Leía tranquila el periódico en el bar de siempre y después de ojear por encima la sección de política me topé con la triste noticia de que en breve no quedarán orcas en el Ártico. Mencionaban el asunto de los vertidos químicos como una de las causas responsables de esta realidad. Pero todos sabemos que ésa es sólo la gota que colma el vaso.

Es una evidencia, aunque algunos miren hacia otra parte y prefieran negarlo, que desde la Prehistoria el ser humano está diezmando la fauna y la flora de nuestro hermoso planeta.

Según nos cuenta el escritor Yuval Noah Harari en su libro Sapiens: "No crea el lector a los ecologistas sentimentales que afirman que nuestros antepasados vivían en armonía con la naturaleza. Mucho antes de la revolución industrial, Homo sapiens ostentaba el récord entre todos los organismos por provocar la extinción del mayor número de especies de plantas y animales. Poseemos la dudosa distinción de ser la especie más mortífera en los anales de la biología".

Pero tal y como explica el historiador hebreo, no es un asunto que empiece con la revolución industrial, como a veces nos quieren hacer creer. Dos mil años después de la llegada de los sapiens, la mayor parte de los animales de América y de Australia habían desaparecido. Así que básicamente podemos concluir que con la revolución industrial se culminó una inercia que empezara ya en la Prehistoria.

Es importante tener en cuenta que en la Prehistoria el hombre luchaba por su supervivencia y no era consciente de que en pocos milenios se multiplicaría exponencialmente. Y pasaría de unos miles de personas a millones en un intervalo de tiempo relativamente corto.

Homo sapiens tuvo que vivir en condiciones climáticas insoportables; ser devorado por animales salvajes y ver cómo los suyos morían de frío y hambre si no cazaba lo suficiente.

El problema radica en cómo ha evolucionado ese instinto primitivo. Más bien, diría yo, cómo se ha pervertido a lo largo de la historia hasta convertirse en obsesión por controlar y adaptar la naturaleza a nuestros caprichosos deseos.

Tanto es así que a pesar de todos los avisos que nos ha dado la madre tierra no hemos sido capaces de tomar las medidas necesarias para detener la ola de destrucción resultante de nuestro ADN.

Es una triste noticia que desaparezcan las orcas, pero nadie les hará un funeral. Ni tampoco será el tema principal del día. Desaparecen igual que desaparecieron los diprotodontes, o los mamuts o la mayoría de aves y mamíferos. Nos duele a unos pocos nostálgicos, pero a la vez no nos queda otra que resignarnos.

Aunque haya ONG que protegen el medio ambiente y unos cuantos centenares de activistas románticos dispuestos a todo, no es suficiente para convencer a la población hacinada en las ciudades y que forma parte de una cadena de producción imparable.

El trabajo y las obligaciones familiares absorben de tal manera que a veces nos convierten en sujetos pasivos. Somos los consumidores perfectos. Sin tiempo para plantearnos si lo que estamos haciendo o consumiendo tiene o no sentido. Y si no lo tiene, ¿a quién se le ocurre poner en peligro el sustento de los tuyos?

Cuando los primeros sapiens decidieron asentarse y convertirse en agricultores y ganaderos no imaginaron tampoco que serían mucho menos libres que antes. Que las condiciones de vida serían incluso más duras. Que comerían peor y que las plagas, las sequías, el hambre, la peste y las guerras los aterrorizarían.

Fue entonces cuando el instinto de supervivencia pasó a convertirse en necesidad de control y surgió la política.

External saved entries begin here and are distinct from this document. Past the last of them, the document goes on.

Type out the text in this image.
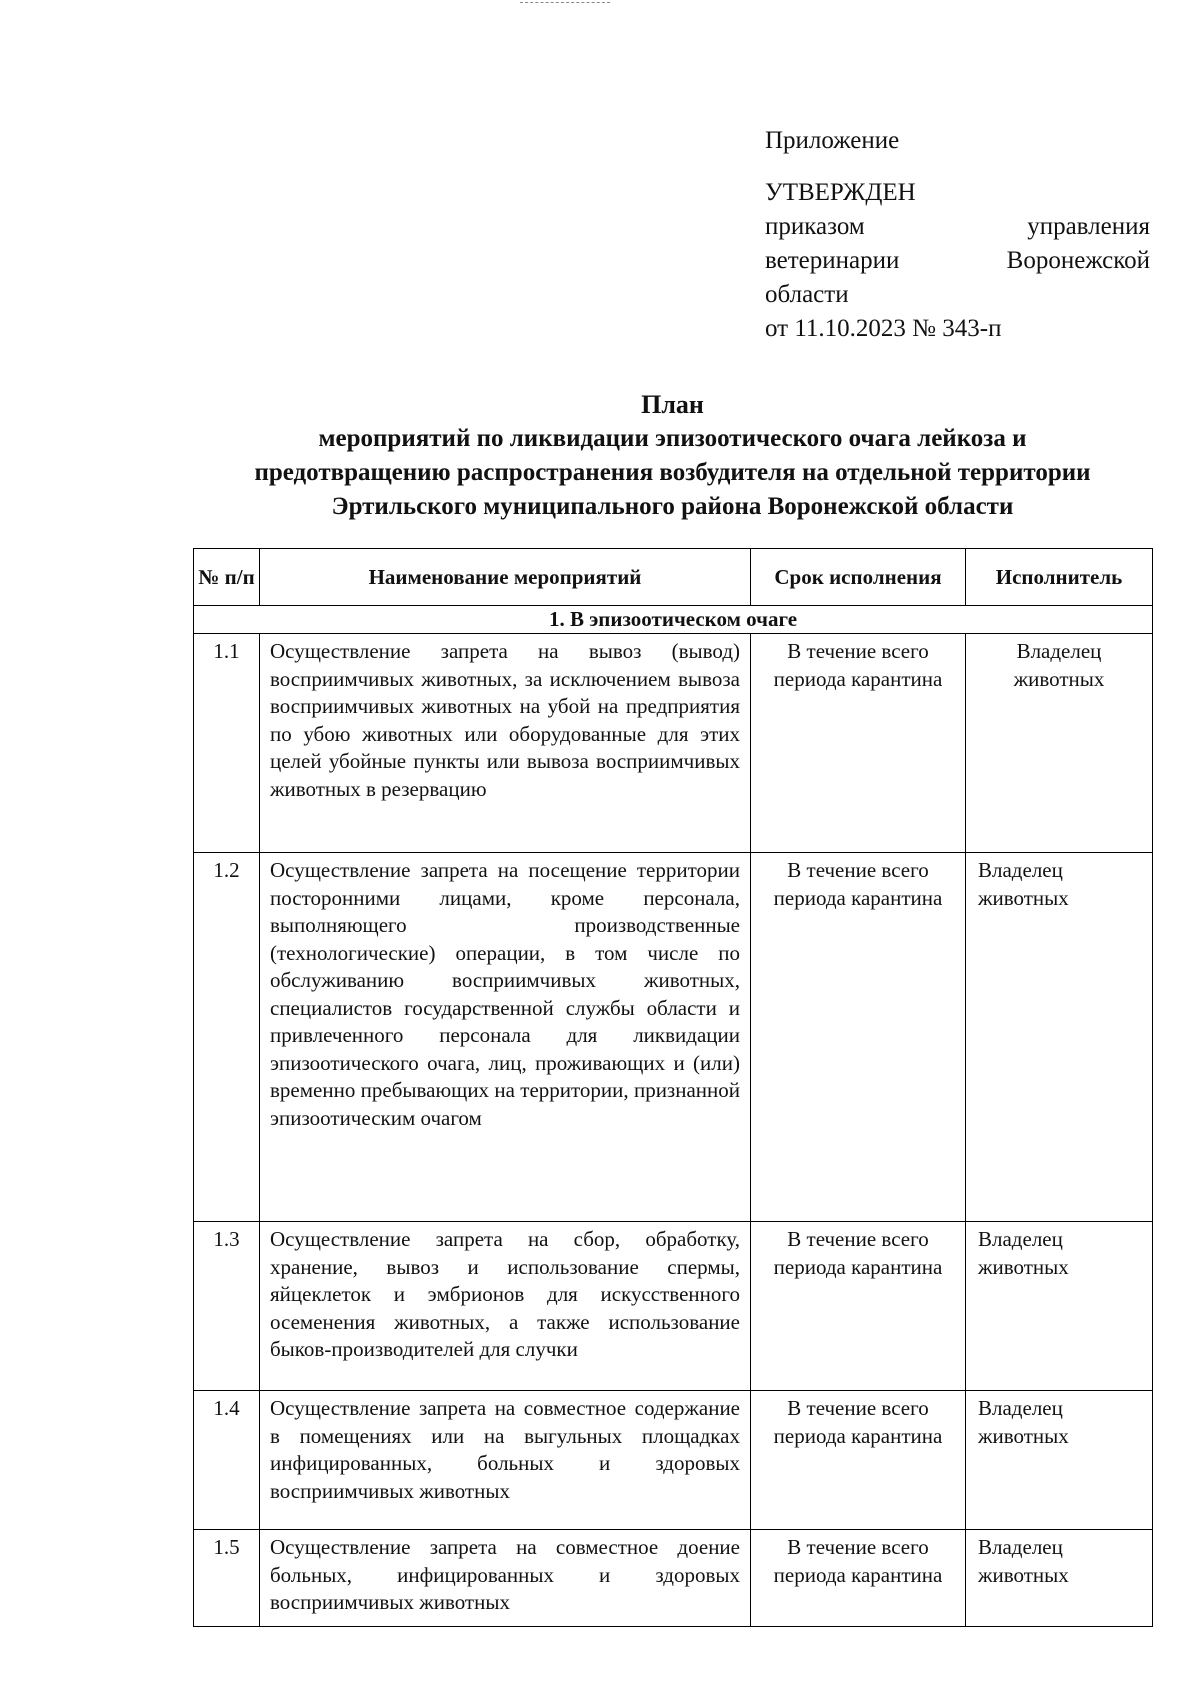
Приложение
УТВЕРЖДЕН
приказом управления
ветеринарии Воронежской
области
от 11.10.2023 № 343-п
План
мероприятий по ликвидации эпизоотического очага лейкоза и
предотвращению распространения возбудителя на отдельной территории
Эртильского муниципального района Воронежской области
№ п/п	Наименование мероприятий	Срок исполнения	Исполнитель
1. В эпизоотическом очаге			
1.1	Осуществление запрета на вывоз (вывод) восприимчивых животных, за исключением вывоза восприимчивых животных на убой на предприятия по убою животных или оборудованные для этих целей убойные пункты или вывоза восприимчивых животных в резервацию	В течение всего периода карантина	Владелец животных
1.2	Осуществление запрета на посещение территории посторонними лицами, кроме персонала, выполняющего производственные (технологические) операции, в том числе по обслуживанию восприимчивых животных, специалистов государственной службы области и привлеченного персонала для ликвидации эпизоотического очага, лиц, проживающих и (или) временно пребывающих на территории, признанной эпизоотическим очагом	В течение всего периода карантина	Владелец животных
1.3	Осуществление запрета на сбор, обработку, хранение, вывоз и использование спермы, яйцеклеток и эмбрионов для искусственного осеменения животных, а также использование быков-производителей для случки	В течение всего периода карантина	Владелец животных
1.4	Осуществление запрета на совместное содержание в помещениях или на выгульных площадках инфицированных, больных и здоровых восприимчивых животных	В течение всего периода карантина	Владелец животных
1.5	Осуществление запрета на совместное доение больных, инфицированных и здоровых восприимчивых животных	В течение всего периода карантина	Владелец животных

Durante la revolución industrial, y a mayor producción peor, entonces ese miedo culminó en un estado de alienación. Al alejarse de la naturaleza, el hombre no sólo no se había liberado sino que se había convertido en un esclavo. Cuanto más trabajaba, menos tenía que echarse a la boca. Fue entonces cuando llegaron las grandes revoluciones propiciadas por filósofos como Marx y Engels y el proletariado luchó por adquirir algunos derechos.

A mi parecer, a pesar de ciertas mejoras en derechos y sanidad, el hombre sigue sintiéndose esclavizado. La alienación a un sistema que no puede controlar y que pone por delante los intereses de las grandes corporaciones al de las personas le hace sentir como si fuera un títere y le resta lucidez y energía para posicionarse y ser capaz de actuar de una forma distinta.

Ojalá pronto tomemos consciencia de la situación y recuperemos la dignidad de los hombres y mujeres antiguos.